Há uma explicação para o facto de todo o parágrafo anterior se encontrar entre aspas: Foi escrito “a quente”, no dia imediato ao virar da última página do livro, quase há cinco meses. Decidi não avançar com o texto, assumir a “culpa” e ficar-me por ali. João Reis seria merecedor da minha recensão, mas não “este” João Reis. Novos dados, porém, obrigam-me a desfazer o silêncio e a tornar aos “Cadernos da Água”. Afinal, as minhas dúvidas quanto à voz autoral tinham toda a razão de ser. João Reis, o autor, sendo-o, não é. Passo a explicar, de forma muito resumida: terminado o livro, João Reis enviou-o a quatro editoras. Fê-lo sob pseudónimo e todas acreditaram que o autor era… uma autora. A revelação foi feita pelo próprio na mesa de encerramento do Festival Literário de Ovar, no passado domingo, e devidamente justificada por motivos que, de forma genérica, terão a ver com o ajustamento das políticas editoriais ao gosto reinante de um público que, cada vez mais, lê menos.

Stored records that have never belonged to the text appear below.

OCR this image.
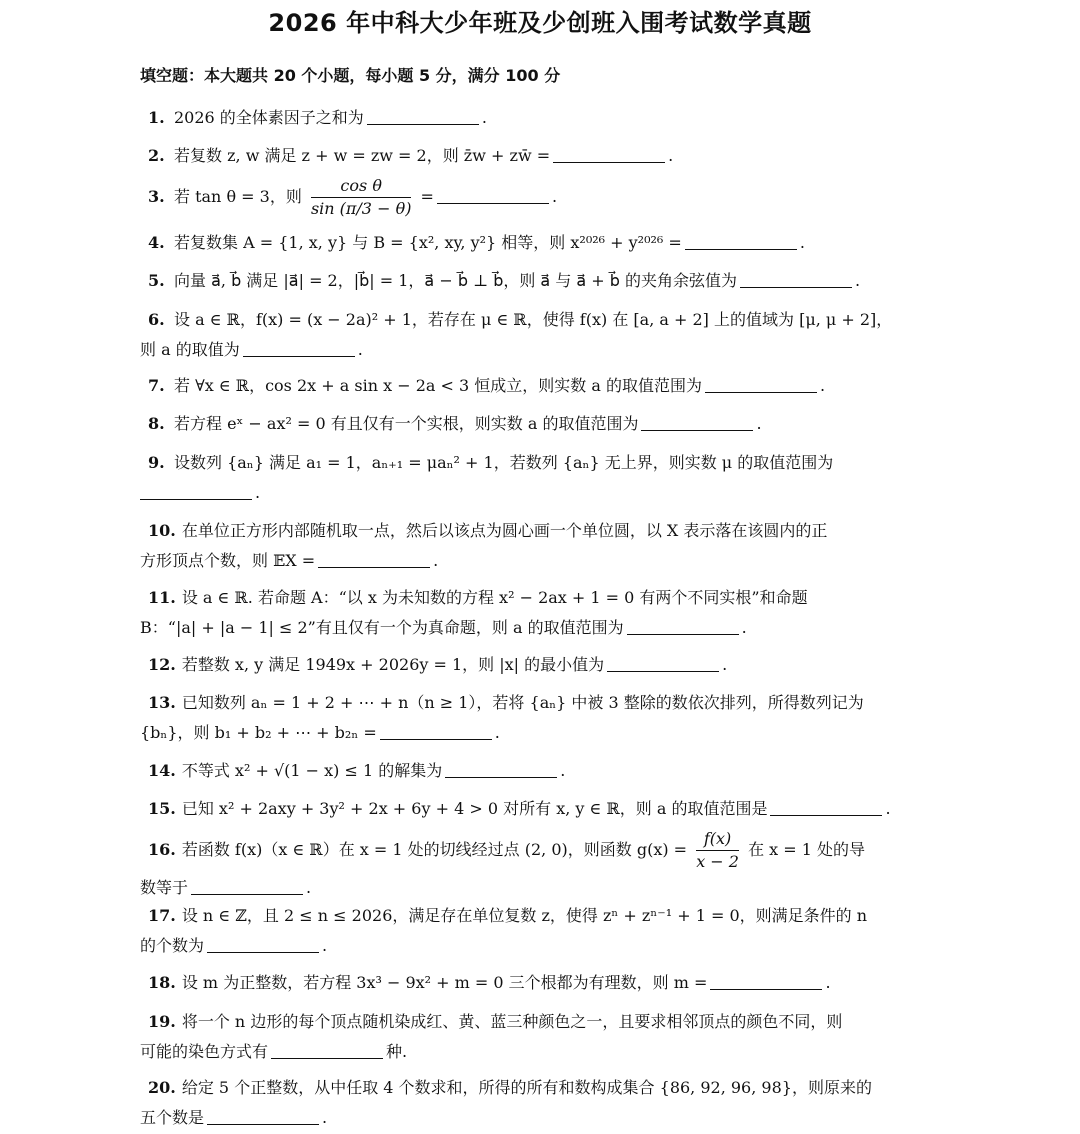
2026 年中科大少年班及少创班入围考试数学真题
填空题：本大题共 20 个小题，每小题 5 分，满分 100 分
1. 2026 的全体素因子之和为	.
2. 若复数 z, w 满足 z + w = zw = 2，则 z̄w + zw̄ =	.
3. 若 tan θ = 3，则 $\frac{\text{cos θ}}{\sin (\pi/3 - \theta)}$ =	.
4. 若复数集 A = {1, x, y} 与 B = {x², xy, y²} 相等，则 x²⁰²⁶ + y²⁰²⁶ =	.
5. 向量 a⃗, b⃗ 满足 |a⃗| = 2，|b⃗| = 1，a⃗ − b⃗ ⊥ b⃗，则 a⃗ 与 a⃗ + b⃗ 的夹角余弦值为	.
6. 设 a ∈ ℝ，f(x) = (x − 2a)² + 1，若存在 μ ∈ ℝ，使得 f(x) 在 [a, a + 2] 上的值域为 [μ, μ + 2]，
则 a 的取值为	.
7. 若 ∀x ∈ ℝ，cos 2x + a sin x − 2a < 3 恒成立，则实数 a 的取值范围为	.
8. 若方程 eˣ − ax² = 0 有且仅有一个实根，则实数 a 的取值范围为	.
9. 设数列 {aₙ} 满足 a₁ = 1，aₙ₊₁ = μaₙ² + 1，若数列 {aₙ} 无上界，则实数 μ 的取值范围为
.
10. 在单位正方形内部随机取一点，然后以该点为圆心画一个单位圆，以 X 表示落在该圆内的正
方形顶点个数，则 𝔼X =	.
11. 设 a ∈ ℝ. 若命题 A：“以 x 为未知数的方程 x² − 2ax + 1 = 0 有两个不同实根”和命题
B：“|a| + |a − 1| ≤ 2”有且仅有一个为真命题，则 a 的取值范围为	.
12. 若整数 x, y 满足 1949x + 2026y = 1，则 |x| 的最小值为	.
13. 已知数列 aₙ = 1 + 2 + ⋯ + n（n ≥ 1），若将 {aₙ} 中被 3 整除的数依次排列，所得数列记为
{bₙ}，则 b₁ + b₂ + ⋯ + b₂ₙ =	.
14. 不等式 x² + √(1 − x) ≤ 1 的解集为	.
15. 已知 x² + 2axy + 3y² + 2x + 6y + 4 > 0 对所有 x, y ∈ ℝ，则 a 的取值范围是	.
16. 若函数 f(x)（x ∈ ℝ）在 x = 1 处的切线经过点 (2, 0)，则函数 $g(x) = \frac{f(x)}{x - 2}$ 在 x = 1 处的导
数等于	.
17. 设 n ∈ ℤ，且 2 ≤ n ≤ 2026，满足存在单位复数 z，使得 zⁿ + zⁿ⁻¹ + 1 = 0，则满足条件的 n
的个数为	.
18. 设 m 为正整数，若方程 3x³ − 9x² + m = 0 三个根都为有理数，则 m =	.
19. 将一个 n 边形的每个顶点随机染成红、黄、蓝三种颜色之一，且要求相邻顶点的颜色不同，则
可能的染色方式有	种.
20. 给定 5 个正整数，从中任取 4 个数求和，所得的所有和数构成集合 {86, 92, 96, 98}，则原来的
五个数是	.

Em suma, voluntariamente, João Reis mudou de “voz”. Por isso não o encontrei nos seus “Cadernos”. Por isso falei de desencanto.”

Uma nota, porém, impõe-se. O facto deste João Reis não ser o João Reis cuja voz me vem deliciando desde que a descobri em “A Devastação do Silêncio”, não faz dele um João Reis pior. Se os meios justificam os fins, isto é, se a melhor forma de fazer passar a mensagem que o livro encerra implicaria o “mudar de voz”, então ao autor é devida uma respeitosa vénia. Porque o que nos traz nos “Cadernos da Água” é poderosíssimo. A acção centra-se num futuro muito próximo e faz-nos acompanhar o drama da falta de água que leva as pessoas a deixarem tudo para trás e a refugiarem-se nos países onde ela, embora escassa, não se esgotou ainda. Ao grito de alerta para a necessidade de respeitar um bem essencial à vida que se vai tornando cada vez mais raro, está o dedo apontado àqueles que, vestidos de preconceitos e de xenofobia, encaram os refugiados e migrantes como uma ameaça, não percebendo que na roleta-russa da vida é às suas próprias cabeças que a arma está apontada. Na profunda crise societária, humanitária e climática em que estamos mergulhados, “Cadernos da Água” adquire um tom profético. Tal como “Hífen”, de Patrícia Portela, ou “Ecologia”, de Joana Bértholo, é um livro que cruza realidade e ficção num cenário distópico. E, tal como estes, é de leitura obrigatória.